The Giants think the world of Jose Alguacil, which is why they are promoting him to manage their top farm club in Sacramento.

“He’s really been a constant presence in our system,” Giants G.M. Bobby Evans said of Alguacil, a former farmhand from Venezuela who spent eight seasons as a roving infield coach before being appointed to run the club at Double-A Richmond last year. “He works hard. He represents us in winter ball. He brings players to our organization. He’s a sponge. He’s always learning. And he’s a very constant, very positive person.”

Alguacil’s sunny disposition might have been challenged last year, after he took over in Richmond. It was his first managerial assignment. He thought long and hard about what he would say to his team before opening day. A boxing aficionado, he decided to show a 10-minute highlight video of the best comebacks in history.

“I mean, these guys are getting totally beat up, and they keep getting up and getting up and throwing punches and win the fight,” Alguacil said. “I told them, ‘I want you guys to know that can be us.’ “

The speech and video might have worked too well. Richmond started the season 2-17. Its losing streak lasted 15 games. Giants officials were concerned how Alguacil, with his limited experience, was holding up. Bruce Bochy called and spoke to him for 45 minutes one day, lending support and advising Alguacil to keep any frustrations hidden behind a calm exterior.

That wasn’t a problem for Alguacil, who is relentlessly upbeat. But the losing streak helped him realize that he needed to develop leadership from within the clubhouse, too.

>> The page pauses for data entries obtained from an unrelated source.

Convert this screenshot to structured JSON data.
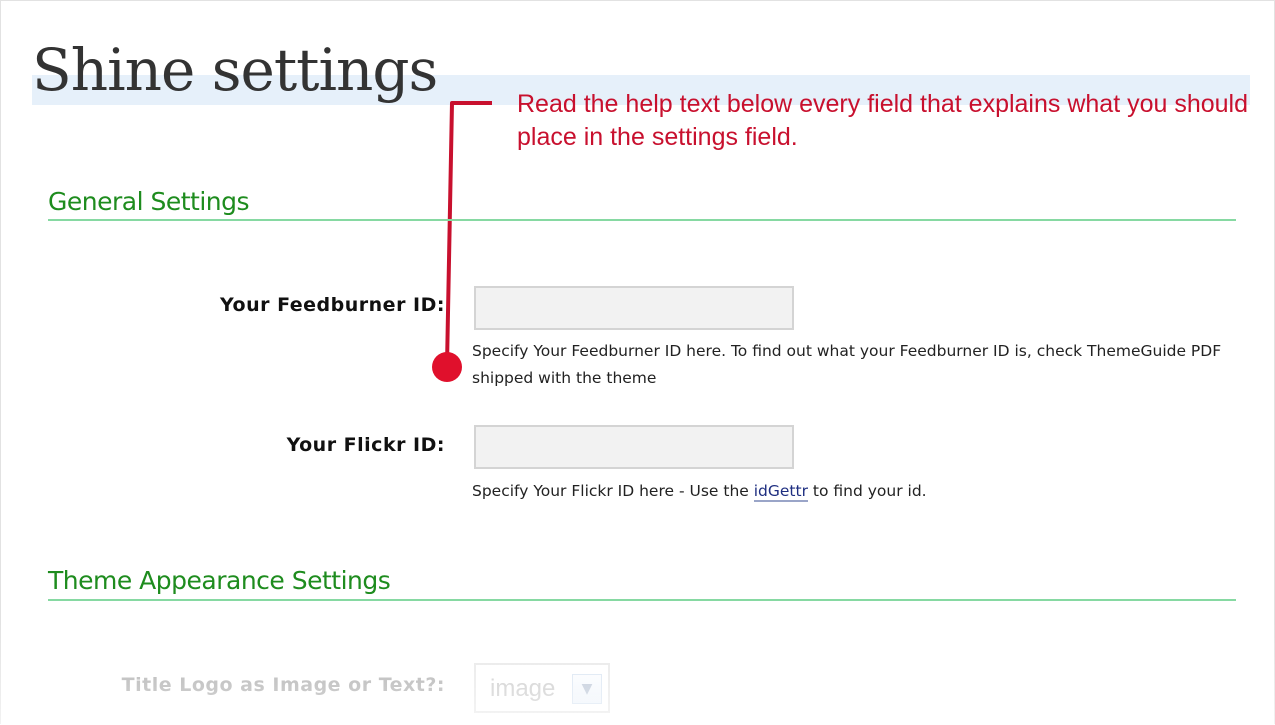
{
  "page": {
    "title": "Shine settings"
  },
  "annotation": {
    "text": "Read the help text below every field that explains what you should place in the settings field.",
    "color": "#c8102e"
  },
  "sections": {
    "general": {
      "heading": "General Settings",
      "feedburner": {
        "label": "Your Feedburner ID:",
        "value": "",
        "help": "Specify Your Feedburner ID here. To find out what your Feedburner ID is, check ThemeGuide PDF shipped with the theme"
      },
      "flickr": {
        "label": "Your Flickr ID:",
        "value": "",
        "help_before": "Specify Your Flickr ID here - Use the ",
        "help_link": "idGettr",
        "help_after": " to find your id."
      }
    },
    "appearance": {
      "heading": "Theme Appearance Settings",
      "title_logo": {
        "label": "Title Logo as Image or Text?:",
        "selected": "image",
        "arrow_icon": "chevron-down-icon"
      }
    }
  },
  "colors": {
    "section_heading": "#1e8c1e",
    "section_rule": "#86d9a2",
    "title_band": "#e6f0fa",
    "link": "#1e2e80"
  }
}
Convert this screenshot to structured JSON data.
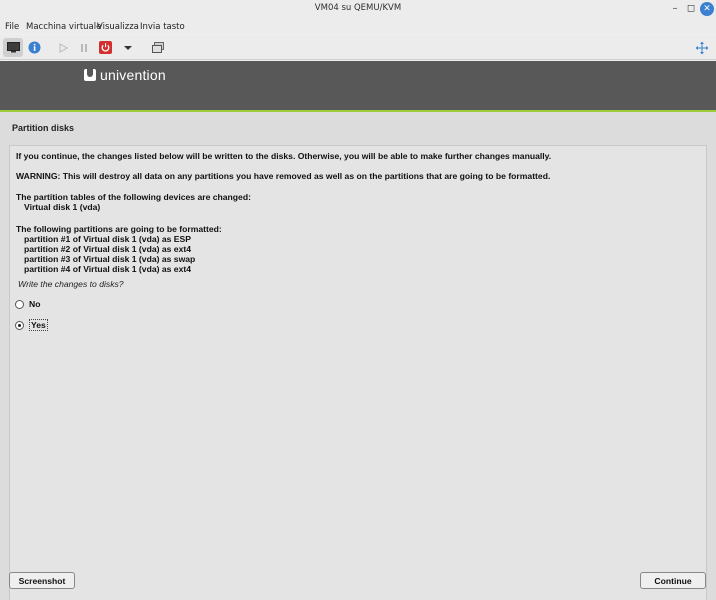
{
  "window": {
    "title": "VM04 su QEMU/KVM",
    "min_symbol": "–",
    "max_symbol": "◻",
    "close_symbol": "✕"
  },
  "menu": {
    "items": [
      "File",
      "Macchina virtuale",
      "Visualizza",
      "Invia tasto"
    ]
  },
  "toolbar": {
    "icons": [
      "console-icon",
      "info-icon",
      "play-icon",
      "pause-icon",
      "power-icon",
      "dropdown-arrow-icon",
      "snapshot-icon",
      "fullscreen-icon"
    ],
    "power_color": "#d32f2f",
    "info_color": "#3a7fd0"
  },
  "installer": {
    "brand": "univention",
    "banner_color": "#585858",
    "accent_color": "#9ccb3c",
    "section_title": "Partition disks",
    "line1": "If you continue, the changes listed below will be written to the disks. Otherwise, you will be able to make further changes manually.",
    "warning": "WARNING: This will destroy all data on any partitions you have removed as well as on the partitions that are going to be formatted.",
    "tables_heading": "The partition tables of the following devices are changed:",
    "tables_device": "Virtual disk 1 (vda)",
    "format_heading": "The following partitions are going to be formatted:",
    "partitions": [
      "partition #1 of Virtual disk 1 (vda) as ESP",
      "partition #2 of Virtual disk 1 (vda) as ext4",
      "partition #3 of Virtual disk 1 (vda) as swap",
      "partition #4 of Virtual disk 1 (vda) as ext4"
    ],
    "question": "Write the changes to disks?",
    "options": [
      {
        "label": "No",
        "selected": false
      },
      {
        "label": "Yes",
        "selected": true
      }
    ],
    "screenshot_button": "Screenshot",
    "continue_button": "Continue"
  }
}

“He challenged us, but he never blew up at us,” outfielder Mac Williamson said. “We were in it together. He’d harp on that: We couldn’t get down on each other, because we had to pull out of it together. He said, ‘I’m not asking for different players. This is the team I wanted to manage, and this is the team that will win together.’ “

When the Flying Squirrels broke the streak in Altoona, the players celebrated as if they had clinched a playoff spot. And remarkably, at the end of the season, they almost did. Even after a chunk of their core players — Williamson, infielder Kelby Tomlinson, closer Josh Osich — were promoted, the Flying Squirrels kept winning games. They finished 72-68 and missed the Eastern League playoffs by one game.

After the season, the Giants decided to reassign Triple-A manager Bob Mariano to a pro scouting role.

“There are a lot of veteran managers we could’ve brought in to run our Triple-A team, but Augie had earned our trust and earned the right to that opportunity,” Evans said of Alguacil, who was instrumental in bringing such players as Yusmeiro Petit, Jean Machi and Ryan Vogelsong to the Giants after they had caught his eye in Venezuela.

“We’re very proud of him, and we like the way he goes about his work. We believe he’s fair to the players, and the players see him as a guy they can trust and know that he has their back.”

Alguacil inherits a tough task. The organization’s Triple-A affiliate has posted a losing record 13 times in the last 18 seasons, hasn’t won a Pacific Coast League title since 1977 and hasn’t qualified for the PCL playoffs since 1998 — the first of 17 seasons when the team was in Fresno. (Many baseball fans in Fresno were unhappy when the Giants abandoned them for Sacramento last year, but their disappointment was tempered when a fresh roster of Houston Astros prospects won the PCL championship.)

Alguacil plans to take on the challenge with the same upbeat demeanor, and many of the same players he managed at Richmond. At the beginning of last season, he gave them Post-it notes and told them to write down their goals.

“Not, ‘I want to hit .300,’ but realistic goals on where you want to be at the end of the season, who you want to be, how you want to get better,” he said. “All those sticky notes went on the wall in my office, and every day I’d look at them and make sure they were getting to where they want to be. I’ll do that again this year.”

He might skip the boxing video, though. Or show all first-round knockouts.

“I’ve thought about that,” he said, smiling. “Maybe I don’t play that one again. Maybe I’ll play something different.”